Today, in rural India, patients are dependent on either ANMs or ASHAs. I service sector including healthcare, manpower themselves become bottleneck in information interchange. If ANMs or ASHAs or health representatives don’t come and interact with the community, getting timely help would be big question mark.

ACHIEVEMENTS in health communication AND THE TASK AHEAD

Some Info here

Future trends in ICT

Technology is changing and reshaping our lives every day.

Cloud Computing – Cloud computing allows users to carry out tasks remotely. Information, applications and even entire platforms and infrastructure are stored in a remote location, and accessed via an Internet connection. There is no need to have the required hardware and software to be present locally.

File:Cloud computing.svg

(Source: http://en.wikipedia.org/wiki/File:Cloud_computing.svg)

In major cities across India, there are some of the best hospitals in the world which provide high quality of healthcare services using latest technology. However, in rural hospitals even basic infrastructure is missing. Having high end technological infrastructure is a distant dream. Doctors, nurses, administrators, and other healthcare personnel working in the rural hospitals have no or limited exposure to technology. Government and private sector players are now working closely on a cloud solution to create uniformity in healthcare technology adoption. Healthcare applications will be available to hospitals and healthcare providers to use on a ‘pay per use’ model. There will be tremendous cost saving by not purchasing and deploying expensive technology.
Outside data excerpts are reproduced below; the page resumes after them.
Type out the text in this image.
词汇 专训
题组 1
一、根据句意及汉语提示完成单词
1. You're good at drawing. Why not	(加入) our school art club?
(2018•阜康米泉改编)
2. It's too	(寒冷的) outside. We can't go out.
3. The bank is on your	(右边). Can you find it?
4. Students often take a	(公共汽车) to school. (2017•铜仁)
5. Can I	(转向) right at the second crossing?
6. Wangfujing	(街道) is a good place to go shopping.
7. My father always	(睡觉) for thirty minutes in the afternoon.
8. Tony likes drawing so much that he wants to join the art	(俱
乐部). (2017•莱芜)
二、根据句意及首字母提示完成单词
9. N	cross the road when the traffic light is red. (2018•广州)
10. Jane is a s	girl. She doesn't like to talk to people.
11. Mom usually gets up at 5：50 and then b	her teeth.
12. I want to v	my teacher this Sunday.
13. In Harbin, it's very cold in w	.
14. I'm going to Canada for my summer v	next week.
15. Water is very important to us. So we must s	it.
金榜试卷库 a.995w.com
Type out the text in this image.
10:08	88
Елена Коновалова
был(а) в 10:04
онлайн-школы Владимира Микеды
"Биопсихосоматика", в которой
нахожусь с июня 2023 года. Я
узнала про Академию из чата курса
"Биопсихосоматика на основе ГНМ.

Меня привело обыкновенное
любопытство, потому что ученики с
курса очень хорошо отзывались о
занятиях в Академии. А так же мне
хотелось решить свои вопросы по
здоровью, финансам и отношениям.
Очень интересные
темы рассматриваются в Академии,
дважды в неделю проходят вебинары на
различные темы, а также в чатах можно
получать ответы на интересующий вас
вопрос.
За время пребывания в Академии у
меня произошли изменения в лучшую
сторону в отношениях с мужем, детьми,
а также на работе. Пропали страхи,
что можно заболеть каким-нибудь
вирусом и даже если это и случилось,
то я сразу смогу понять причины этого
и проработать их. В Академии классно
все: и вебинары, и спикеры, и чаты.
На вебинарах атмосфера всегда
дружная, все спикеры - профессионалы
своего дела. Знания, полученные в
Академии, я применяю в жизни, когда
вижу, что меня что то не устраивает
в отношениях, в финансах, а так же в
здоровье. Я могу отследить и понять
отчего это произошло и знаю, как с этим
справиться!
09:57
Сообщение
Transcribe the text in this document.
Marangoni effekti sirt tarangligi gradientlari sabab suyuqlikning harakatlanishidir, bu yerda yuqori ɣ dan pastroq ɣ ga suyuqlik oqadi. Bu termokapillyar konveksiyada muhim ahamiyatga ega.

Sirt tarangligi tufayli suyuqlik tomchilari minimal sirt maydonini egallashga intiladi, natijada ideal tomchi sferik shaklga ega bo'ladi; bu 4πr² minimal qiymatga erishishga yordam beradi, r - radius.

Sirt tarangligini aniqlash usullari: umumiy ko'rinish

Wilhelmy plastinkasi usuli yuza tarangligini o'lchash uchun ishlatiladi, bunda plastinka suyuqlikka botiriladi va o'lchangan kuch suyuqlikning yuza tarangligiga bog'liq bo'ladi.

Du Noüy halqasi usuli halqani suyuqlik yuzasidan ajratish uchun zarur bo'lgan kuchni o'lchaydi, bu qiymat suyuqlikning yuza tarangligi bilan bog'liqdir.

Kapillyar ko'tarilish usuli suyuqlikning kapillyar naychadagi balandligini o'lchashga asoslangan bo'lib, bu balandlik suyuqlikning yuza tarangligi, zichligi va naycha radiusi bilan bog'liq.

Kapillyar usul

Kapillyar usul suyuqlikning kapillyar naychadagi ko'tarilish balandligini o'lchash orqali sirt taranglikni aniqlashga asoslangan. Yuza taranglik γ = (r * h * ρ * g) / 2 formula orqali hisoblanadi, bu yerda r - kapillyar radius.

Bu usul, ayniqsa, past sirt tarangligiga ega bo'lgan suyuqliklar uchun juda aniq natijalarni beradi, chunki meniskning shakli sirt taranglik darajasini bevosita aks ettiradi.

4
The rapid adoption of electronic health records are creating a critical need for more data storage, resulting in increased IT related spending. Cloud technology can provide access to the data and applications they need on demand and from any location.

New advancements in cloud technology are now rapidly changing the way healthcare providers operate their technological infrastructure. Healthcare providers are now realizing the benefits of cloud technology, instead of owning and maintaining centers with huge investments in technology and human resources.

Mobile Based Applications – In India, by the end of 2016 the number of mobile connections will cross 900 million (source - http://www.gartner.com/newsroom/id/1963915). Till last decade, ‘going mobile’ was limited to select few. However, with the dropping prices of laptops and mobile phones, the mobile movement gained momentum. The evolution of mobile Internet aided the expansion of the mobile device’s role in consumers’ lives. Mobile has now become a part of our lives. With tablets, phablets and smart phones more and more powerful technologies are available for communication and computing.

In future, mobile devices will be used to perform multiple diagnostic tests. These test application will be available to downloaded and used on "pay-per-use" basis. The test reports will be directly shared with your family physician.

One thing is clear; ICT will have significant influence in achieving holistic health of individuals and society.